Les existences des grands écrivains façon Sartre ou Hemingway ont façonné des légendes fascinantes dans l’imagination des lecteurs. Ils ont voyagé, milité politiquement, vécu des histoires d’amour à répétition ou fait la guerre. Mais que dire de la vie des femmes écrivains? Attachées pour beaucoup aux nécessités du foyer et de la maternité, leur quotidien se perd souvent dans les dédales invisibles de la vie domestique. Biographies ennuyeuses et répétitives? Ces trois livres nous prouvent bien au contraire que leurs vies sont l’occasion d’une lutte concrète, passionnante et sans merci contre l’insignifiance.



L’art de la discussion


Après un divorce et une existence à la campagne, une femme revient habiter à Londres en y achetant un appartement délabré qu’elle fait rénover. Alors que ses deux fils

partent provisoirement vivre chez leur père, elle tente de reconstruire sa vie au milieu des difficultés du chantier, de l’hostilité de ses voisins et des menus événements de sa carrière de romancière. Sorte de double de l’auteur, les préoccupations de la narratrice apparaissent en creux au gré de ses rencontres et de ses discussions chez le coiffeur, dans la rue, lors d’un festival littéraire ou d’un rendez-vous galant, avec son

entrepreneur ou une ancienne amie. Autant d’occasions de s’interroger sur les ajustements que la réalité nous impose, sur notre capacité à comprendre ce qui nous arrive, sur le besoin de se raconter et le manque de communication. On retrouve ici avec bonheur la grâce et la lucidité de l’écriture de Rachel Cusk découverte grâce au succès de son roman Arlington Park adapté au cinéma sous le titre de « La Vie domestique » avec Emmanuelle Devos dans le rôle principal.

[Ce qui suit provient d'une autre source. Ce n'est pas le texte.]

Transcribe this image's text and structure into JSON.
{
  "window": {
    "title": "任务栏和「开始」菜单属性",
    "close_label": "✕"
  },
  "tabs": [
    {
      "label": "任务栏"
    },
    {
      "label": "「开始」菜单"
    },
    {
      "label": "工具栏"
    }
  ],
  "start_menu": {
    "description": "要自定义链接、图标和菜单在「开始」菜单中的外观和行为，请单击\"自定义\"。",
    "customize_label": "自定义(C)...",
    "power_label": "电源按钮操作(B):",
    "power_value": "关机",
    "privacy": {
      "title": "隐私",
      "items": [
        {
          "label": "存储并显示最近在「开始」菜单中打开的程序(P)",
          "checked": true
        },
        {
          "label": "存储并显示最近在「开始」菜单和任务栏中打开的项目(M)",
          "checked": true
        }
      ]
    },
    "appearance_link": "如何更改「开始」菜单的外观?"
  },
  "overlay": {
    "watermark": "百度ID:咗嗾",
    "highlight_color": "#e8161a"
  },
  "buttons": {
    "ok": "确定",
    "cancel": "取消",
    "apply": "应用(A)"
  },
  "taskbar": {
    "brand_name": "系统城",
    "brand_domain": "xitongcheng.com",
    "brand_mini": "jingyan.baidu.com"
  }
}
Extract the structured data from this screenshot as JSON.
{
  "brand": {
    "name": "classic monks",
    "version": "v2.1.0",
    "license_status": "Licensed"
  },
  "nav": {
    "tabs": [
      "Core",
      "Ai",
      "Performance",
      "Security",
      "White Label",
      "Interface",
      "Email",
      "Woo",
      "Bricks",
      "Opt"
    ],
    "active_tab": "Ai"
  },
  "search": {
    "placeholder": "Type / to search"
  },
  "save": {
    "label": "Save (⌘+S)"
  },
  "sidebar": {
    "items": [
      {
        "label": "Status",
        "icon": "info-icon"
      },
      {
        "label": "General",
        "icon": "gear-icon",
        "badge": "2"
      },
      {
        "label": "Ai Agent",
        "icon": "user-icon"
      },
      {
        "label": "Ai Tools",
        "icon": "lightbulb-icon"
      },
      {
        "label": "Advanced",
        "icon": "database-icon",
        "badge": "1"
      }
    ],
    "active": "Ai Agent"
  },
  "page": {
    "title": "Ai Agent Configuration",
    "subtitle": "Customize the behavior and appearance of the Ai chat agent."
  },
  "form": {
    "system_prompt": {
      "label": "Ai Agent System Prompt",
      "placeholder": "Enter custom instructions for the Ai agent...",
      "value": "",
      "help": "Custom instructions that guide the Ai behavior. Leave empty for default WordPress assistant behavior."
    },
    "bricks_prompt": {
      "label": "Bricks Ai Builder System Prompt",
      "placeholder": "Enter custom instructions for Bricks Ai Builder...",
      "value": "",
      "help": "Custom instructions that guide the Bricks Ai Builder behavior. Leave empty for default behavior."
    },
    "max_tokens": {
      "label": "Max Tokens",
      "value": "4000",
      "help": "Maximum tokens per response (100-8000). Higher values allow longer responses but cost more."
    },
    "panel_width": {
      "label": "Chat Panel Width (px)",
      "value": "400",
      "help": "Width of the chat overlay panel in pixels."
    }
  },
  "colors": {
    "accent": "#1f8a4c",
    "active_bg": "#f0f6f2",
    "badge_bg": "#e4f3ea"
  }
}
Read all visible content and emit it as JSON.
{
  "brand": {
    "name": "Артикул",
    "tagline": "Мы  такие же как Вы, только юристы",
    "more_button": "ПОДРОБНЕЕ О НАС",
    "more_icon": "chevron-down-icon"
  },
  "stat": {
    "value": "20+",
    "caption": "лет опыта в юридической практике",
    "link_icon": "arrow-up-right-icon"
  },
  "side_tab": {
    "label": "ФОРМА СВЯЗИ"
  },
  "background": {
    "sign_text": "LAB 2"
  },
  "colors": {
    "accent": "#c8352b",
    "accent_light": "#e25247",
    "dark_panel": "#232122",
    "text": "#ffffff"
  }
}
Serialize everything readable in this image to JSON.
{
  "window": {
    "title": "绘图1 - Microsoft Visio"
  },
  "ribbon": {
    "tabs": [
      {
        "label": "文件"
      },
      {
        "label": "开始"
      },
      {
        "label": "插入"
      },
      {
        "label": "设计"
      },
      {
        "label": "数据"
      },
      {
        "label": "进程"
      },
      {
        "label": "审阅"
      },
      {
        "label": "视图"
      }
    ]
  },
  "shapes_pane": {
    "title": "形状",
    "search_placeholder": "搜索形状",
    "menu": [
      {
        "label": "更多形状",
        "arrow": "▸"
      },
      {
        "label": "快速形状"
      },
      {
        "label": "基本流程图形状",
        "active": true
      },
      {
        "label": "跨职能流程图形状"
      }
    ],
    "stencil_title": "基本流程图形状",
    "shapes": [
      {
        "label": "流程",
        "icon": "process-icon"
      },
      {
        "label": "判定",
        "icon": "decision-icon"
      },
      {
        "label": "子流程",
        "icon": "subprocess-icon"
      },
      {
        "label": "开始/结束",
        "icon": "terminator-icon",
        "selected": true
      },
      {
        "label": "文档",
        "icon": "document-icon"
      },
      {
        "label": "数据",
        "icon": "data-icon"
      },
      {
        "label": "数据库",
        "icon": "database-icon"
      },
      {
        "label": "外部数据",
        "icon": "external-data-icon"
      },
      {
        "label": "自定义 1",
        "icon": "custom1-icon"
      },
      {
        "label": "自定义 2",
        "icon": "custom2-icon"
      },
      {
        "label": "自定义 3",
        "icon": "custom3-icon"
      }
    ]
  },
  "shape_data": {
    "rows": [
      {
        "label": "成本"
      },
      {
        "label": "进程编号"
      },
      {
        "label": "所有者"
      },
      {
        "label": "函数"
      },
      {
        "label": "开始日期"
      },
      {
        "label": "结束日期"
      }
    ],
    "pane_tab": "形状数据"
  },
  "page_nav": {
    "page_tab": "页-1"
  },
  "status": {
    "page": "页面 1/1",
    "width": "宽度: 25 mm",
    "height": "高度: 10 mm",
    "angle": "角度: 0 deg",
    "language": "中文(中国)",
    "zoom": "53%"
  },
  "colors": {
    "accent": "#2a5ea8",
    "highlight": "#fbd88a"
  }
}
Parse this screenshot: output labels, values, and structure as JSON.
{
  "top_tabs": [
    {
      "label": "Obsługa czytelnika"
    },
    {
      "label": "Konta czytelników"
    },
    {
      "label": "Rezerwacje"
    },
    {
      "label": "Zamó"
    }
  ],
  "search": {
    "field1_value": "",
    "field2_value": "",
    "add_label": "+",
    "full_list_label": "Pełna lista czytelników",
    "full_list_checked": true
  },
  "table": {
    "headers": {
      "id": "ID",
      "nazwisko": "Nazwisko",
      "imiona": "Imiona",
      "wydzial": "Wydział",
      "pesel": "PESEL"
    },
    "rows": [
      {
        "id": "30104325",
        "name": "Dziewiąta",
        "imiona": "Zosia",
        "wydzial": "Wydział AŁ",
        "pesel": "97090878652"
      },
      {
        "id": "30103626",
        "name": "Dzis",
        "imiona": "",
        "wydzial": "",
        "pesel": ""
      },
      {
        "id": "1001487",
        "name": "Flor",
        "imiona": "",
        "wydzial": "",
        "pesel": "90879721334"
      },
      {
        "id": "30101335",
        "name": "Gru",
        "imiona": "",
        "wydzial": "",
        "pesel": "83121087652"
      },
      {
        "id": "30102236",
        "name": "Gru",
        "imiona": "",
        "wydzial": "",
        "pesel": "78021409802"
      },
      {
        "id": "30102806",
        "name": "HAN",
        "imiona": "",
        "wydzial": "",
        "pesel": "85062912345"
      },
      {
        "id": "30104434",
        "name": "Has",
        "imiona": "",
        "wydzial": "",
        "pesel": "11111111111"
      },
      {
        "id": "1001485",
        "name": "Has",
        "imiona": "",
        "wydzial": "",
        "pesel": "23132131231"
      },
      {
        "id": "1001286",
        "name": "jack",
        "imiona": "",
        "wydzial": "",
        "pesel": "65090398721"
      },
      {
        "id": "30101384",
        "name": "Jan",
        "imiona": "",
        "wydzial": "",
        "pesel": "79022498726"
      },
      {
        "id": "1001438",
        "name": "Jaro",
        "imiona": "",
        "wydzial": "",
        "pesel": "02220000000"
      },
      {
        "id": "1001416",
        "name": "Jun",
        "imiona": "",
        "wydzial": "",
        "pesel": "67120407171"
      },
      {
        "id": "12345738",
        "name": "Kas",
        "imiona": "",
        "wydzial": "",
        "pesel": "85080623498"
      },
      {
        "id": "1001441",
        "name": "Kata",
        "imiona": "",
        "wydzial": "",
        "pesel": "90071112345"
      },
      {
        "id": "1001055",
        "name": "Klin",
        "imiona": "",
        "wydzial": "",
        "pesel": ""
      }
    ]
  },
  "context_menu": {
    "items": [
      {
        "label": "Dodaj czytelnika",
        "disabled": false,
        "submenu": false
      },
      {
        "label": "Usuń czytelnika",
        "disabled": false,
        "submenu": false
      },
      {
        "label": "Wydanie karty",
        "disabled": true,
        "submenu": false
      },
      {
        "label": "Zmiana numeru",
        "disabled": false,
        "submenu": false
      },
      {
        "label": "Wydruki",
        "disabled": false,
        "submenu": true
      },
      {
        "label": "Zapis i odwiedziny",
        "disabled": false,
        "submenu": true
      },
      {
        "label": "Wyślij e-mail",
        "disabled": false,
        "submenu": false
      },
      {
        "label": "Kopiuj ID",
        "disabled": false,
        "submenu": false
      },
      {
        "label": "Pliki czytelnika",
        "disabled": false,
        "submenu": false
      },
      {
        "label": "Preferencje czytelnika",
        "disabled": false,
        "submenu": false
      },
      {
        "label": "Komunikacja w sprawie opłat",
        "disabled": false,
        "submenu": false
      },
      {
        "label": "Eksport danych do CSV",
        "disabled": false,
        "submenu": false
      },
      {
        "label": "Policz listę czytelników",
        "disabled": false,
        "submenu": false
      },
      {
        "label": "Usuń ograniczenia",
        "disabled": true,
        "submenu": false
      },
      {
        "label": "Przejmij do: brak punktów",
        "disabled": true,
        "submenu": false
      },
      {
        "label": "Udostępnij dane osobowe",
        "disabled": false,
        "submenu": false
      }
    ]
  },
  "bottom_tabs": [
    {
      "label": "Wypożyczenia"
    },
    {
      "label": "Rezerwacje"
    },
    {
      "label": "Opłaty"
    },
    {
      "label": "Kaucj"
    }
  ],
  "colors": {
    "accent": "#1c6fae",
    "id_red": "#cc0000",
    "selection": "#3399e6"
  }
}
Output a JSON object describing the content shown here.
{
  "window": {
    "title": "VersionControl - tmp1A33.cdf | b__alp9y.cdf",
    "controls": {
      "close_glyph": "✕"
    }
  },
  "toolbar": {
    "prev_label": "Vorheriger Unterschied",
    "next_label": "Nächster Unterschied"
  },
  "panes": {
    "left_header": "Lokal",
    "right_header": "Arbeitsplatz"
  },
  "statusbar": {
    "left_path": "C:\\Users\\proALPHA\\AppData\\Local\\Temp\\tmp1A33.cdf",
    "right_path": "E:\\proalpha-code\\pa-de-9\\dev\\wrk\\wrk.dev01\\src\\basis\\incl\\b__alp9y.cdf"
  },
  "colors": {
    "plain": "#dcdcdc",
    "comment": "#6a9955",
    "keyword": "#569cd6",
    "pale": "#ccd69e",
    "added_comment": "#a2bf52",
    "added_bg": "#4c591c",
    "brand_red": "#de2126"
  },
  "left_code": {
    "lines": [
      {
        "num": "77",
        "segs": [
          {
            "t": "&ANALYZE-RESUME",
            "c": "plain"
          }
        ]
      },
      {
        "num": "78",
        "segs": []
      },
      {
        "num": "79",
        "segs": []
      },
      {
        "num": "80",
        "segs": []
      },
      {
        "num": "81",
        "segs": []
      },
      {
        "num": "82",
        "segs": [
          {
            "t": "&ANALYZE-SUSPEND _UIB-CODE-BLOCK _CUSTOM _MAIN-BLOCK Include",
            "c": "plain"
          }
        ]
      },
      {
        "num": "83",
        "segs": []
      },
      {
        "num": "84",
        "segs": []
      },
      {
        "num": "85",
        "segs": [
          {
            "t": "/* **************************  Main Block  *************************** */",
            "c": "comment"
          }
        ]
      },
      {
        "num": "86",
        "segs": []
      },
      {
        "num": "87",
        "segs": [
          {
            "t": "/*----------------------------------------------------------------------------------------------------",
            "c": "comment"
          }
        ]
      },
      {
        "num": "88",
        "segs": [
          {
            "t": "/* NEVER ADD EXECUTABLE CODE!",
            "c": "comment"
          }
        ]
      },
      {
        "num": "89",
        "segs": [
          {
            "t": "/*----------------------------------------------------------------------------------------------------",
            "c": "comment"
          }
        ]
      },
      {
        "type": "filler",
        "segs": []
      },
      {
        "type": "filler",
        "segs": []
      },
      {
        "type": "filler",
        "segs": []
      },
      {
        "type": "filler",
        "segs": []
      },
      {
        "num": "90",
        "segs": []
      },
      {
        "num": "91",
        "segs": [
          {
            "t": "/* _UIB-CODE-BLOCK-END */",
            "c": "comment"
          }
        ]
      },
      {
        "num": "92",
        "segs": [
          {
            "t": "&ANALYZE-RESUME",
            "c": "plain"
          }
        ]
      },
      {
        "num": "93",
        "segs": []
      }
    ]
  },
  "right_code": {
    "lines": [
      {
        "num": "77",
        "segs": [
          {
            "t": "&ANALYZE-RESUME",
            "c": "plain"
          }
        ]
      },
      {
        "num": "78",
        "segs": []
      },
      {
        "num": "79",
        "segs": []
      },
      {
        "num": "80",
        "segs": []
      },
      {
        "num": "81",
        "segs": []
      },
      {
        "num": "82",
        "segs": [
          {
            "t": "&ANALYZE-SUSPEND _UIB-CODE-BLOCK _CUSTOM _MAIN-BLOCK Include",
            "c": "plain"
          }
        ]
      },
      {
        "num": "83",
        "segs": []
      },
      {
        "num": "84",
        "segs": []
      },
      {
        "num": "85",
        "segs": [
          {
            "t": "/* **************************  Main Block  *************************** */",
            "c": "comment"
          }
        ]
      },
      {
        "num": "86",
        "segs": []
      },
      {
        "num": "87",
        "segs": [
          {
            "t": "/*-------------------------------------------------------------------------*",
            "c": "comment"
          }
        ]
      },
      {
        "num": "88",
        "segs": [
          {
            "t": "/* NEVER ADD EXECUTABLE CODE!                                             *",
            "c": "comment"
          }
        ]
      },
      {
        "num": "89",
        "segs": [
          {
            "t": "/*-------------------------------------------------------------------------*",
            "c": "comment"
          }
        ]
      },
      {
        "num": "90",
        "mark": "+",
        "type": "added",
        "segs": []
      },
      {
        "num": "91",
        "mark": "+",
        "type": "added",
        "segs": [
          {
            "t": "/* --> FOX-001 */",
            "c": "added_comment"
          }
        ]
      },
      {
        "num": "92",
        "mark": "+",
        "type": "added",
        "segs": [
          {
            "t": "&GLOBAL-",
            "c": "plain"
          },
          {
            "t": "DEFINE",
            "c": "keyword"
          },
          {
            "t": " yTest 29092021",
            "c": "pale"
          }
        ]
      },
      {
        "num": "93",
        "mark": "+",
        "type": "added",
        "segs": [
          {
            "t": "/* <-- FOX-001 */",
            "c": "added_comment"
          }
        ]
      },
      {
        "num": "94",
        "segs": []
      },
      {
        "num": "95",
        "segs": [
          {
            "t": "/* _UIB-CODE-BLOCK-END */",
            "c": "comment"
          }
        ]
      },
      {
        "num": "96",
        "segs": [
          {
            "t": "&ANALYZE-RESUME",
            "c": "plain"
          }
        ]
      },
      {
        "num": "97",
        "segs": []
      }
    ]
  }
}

Transit, Rachel Cusk, 240 P., éd. de l'Olivier


Belle et rebelle


Outre des origines anglo-françaises et la capacité d’écrire des best-sellers, Tatiana de Rosnay s’est certainement trouvé beaucoup de points communs avec Daphné du

Maurier en écrivant sa biographie. L’agilité avec laquelle elle s’est glissée dans les vêtements de la romancière ne nous laisse aucun doute. Et pourtant, il fallait certainement pas mal de doigté pour faire tomber le masque angélique de cette enfant gâtée de la littérature britannique. Malgré son teint de porcelaine, ses yeux myosotis et ses boucles d’or (vive les clichés), la véritable Daphné du Maurier n’avait rien d’une poupée. Fille adulée d’un acteur célèbre, elle fuit les bals londoniens, tombe amoureuse à 18 ans de la directrice d’un pensionnat parisien et se réfugie dans un port de pêche en Cornouailles où elle se passionne pour la voile et commence à écrire des ouvrages sulfureux. Souvent comparée aux très sages sœurs Brontë, Daphné du Maurier aura pourtant vécu une vie presque aussi romanesque que ses romans.


Manderley for ever, Tatiana de Rosnay, 460 P., éd. Albin-Michel et Héloïse d’Ormesson.



L’envers du réel


Dans les années 60, la grande romancière américaine Patricia Highsmith s’est isolée pendant quelques mois dans un petit cottage en Angleterre. C’est sur la base de ce

séjour dans le Suffolk, sans doute guidé par le besoin d’écrire, que démarre ce roman palpitant qui entremêle fiction et réalité, thriller et réflexions littéraires. Angoissée à l’idée d’être espionnée, bloquée par des problèmes d’écriture, obsédée par le souvenir de sa mère, traquée par une journaliste, rongée par l’alcool et terrassée par l’amour d’une femme mariée, Patricia Highsmith (qui ne se promène jamais sans ses escargots de compagnie dans son sac à main) est au bord du gouffre. Mettant en scène les propres thèmes de l’auteure de Monsieur Ripley, cette intrigue bien ficelée explore avec intelligence et élégance les vertiges de la création littéraire.


Sang d’encre, Jill Dawson, 384 P., éd. Denoël.